Question about updated data and possible train/test distribution shift

@enzo

Following the email we received about the “29 time series with a break at step zero,” I wanted to confirm that the downloadable data in the Resources section has been fully updated accordingly.

Could you please confirm that all relevant files were updated consistently, including any train/test files, index files, labels, used by the evaluation pipeline?

I also wanted to ask whether participants should expect a meaningful domain or regime shift between the train and test sets. In my experiments so far, even very simple online detectors seem to show a noticeable difference between train/CV behavior and public leaderboard behavior. I understand that some distribution shift may be intentional, but I would like to make sure this is expected and not related to a partial data refresh or mismatch between files.

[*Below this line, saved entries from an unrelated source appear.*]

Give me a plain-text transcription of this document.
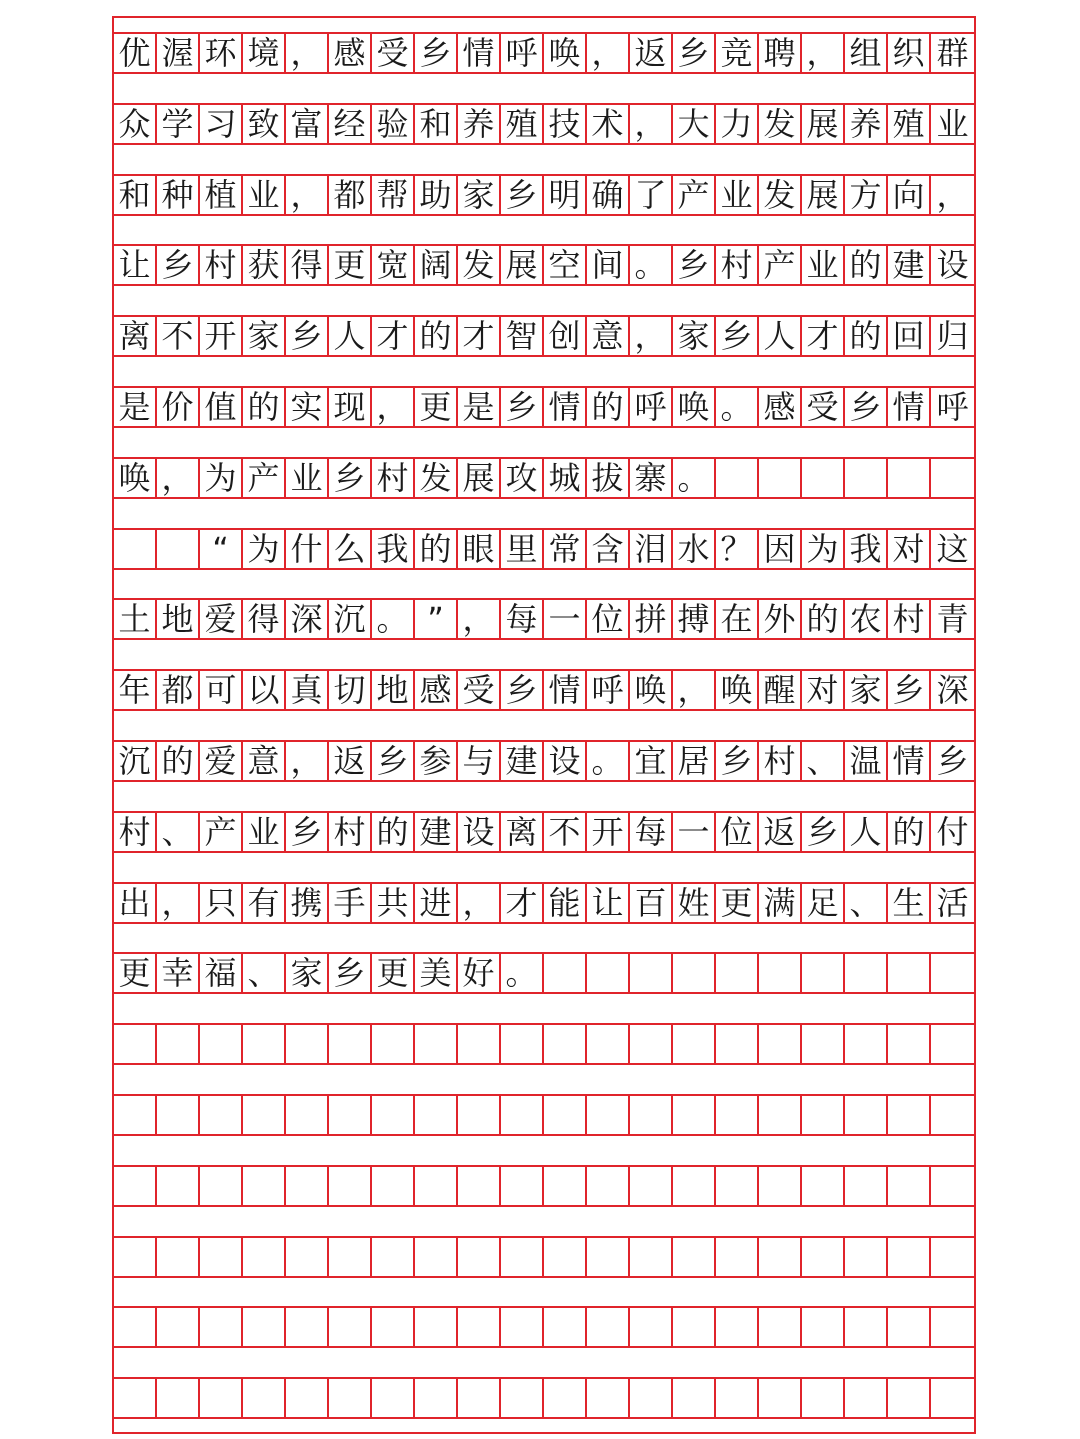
优 渥 环 境 ， 感 受 乡 情 呼 唤 ， 返 乡 竞 聘 ， 组 织 群
众 学 习 致 富 经 验 和 养 殖 技 术 ， 大 力 发 展 养 殖 业
和 种 植 业 ， 都 帮 助 家 乡 明 确 了 产 业 发 展 方 向 ，
让 乡 村 获 得 更 宽 阔 发 展 空 间 。 乡 村 产 业 的 建 设
离 不 开 家 乡 人 才 的 才 智 创 意 ， 家 乡 人 才 的 回 归
是 价 值 的 实 现 ， 更 是 乡 情 的 呼 唤 。 感 受 乡 情 呼
唤 ， 为 产 业 乡 村 发 展 攻 城 拔 寨 。
“ 为 什 么 我 的 眼 里 常 含 泪 水 ？ 因 为 我 对 这
土 地 爱 得 深 沉 。 ” ， 每 一 位 拼 搏 在 外 的 农 村 青
年 都 可 以 真 切 地 感 受 乡 情 呼 唤 ， 唤 醒 对 家 乡 深
沉 的 爱 意 ， 返 乡 参 与 建 设 。 宜 居 乡 村 、 温 情 乡
村 、 产 业 乡 村 的 建 设 离 不 开 每 一 位 返 乡 人 的 付
出 ， 只 有 携 手 共 进 ， 才 能 让 百 姓 更 满 足 、 生 活
更 幸 福 、 家 乡 更 美 好 。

Thanks a lot for checking.

Hello @meware,

I wanted to confirm that the downloadable data in the Resources section has been fully updated accordingly.

Yes. Are you using it to manually download the data? If so, why do you prefer this method over using the CLI?

Could you please confirm that all relevant files were updated consistently, including any train/test files, index files, labels, used by the evaluation pipeline?

Only the file y_train.index.parquet needed updating.

I also wanted to ask whether participants should expect a meaningful domain or regime shift between the train and test sets.

We are only considering 29 time series out of 10,000, or 0.29%. During our internal testing, we did not observe a significant change between the old and new datasets.

I’ve no preferences for manual download or CLI. I’ve just compared all files from manual download and CLI and they are the same.

Thank you for your answer.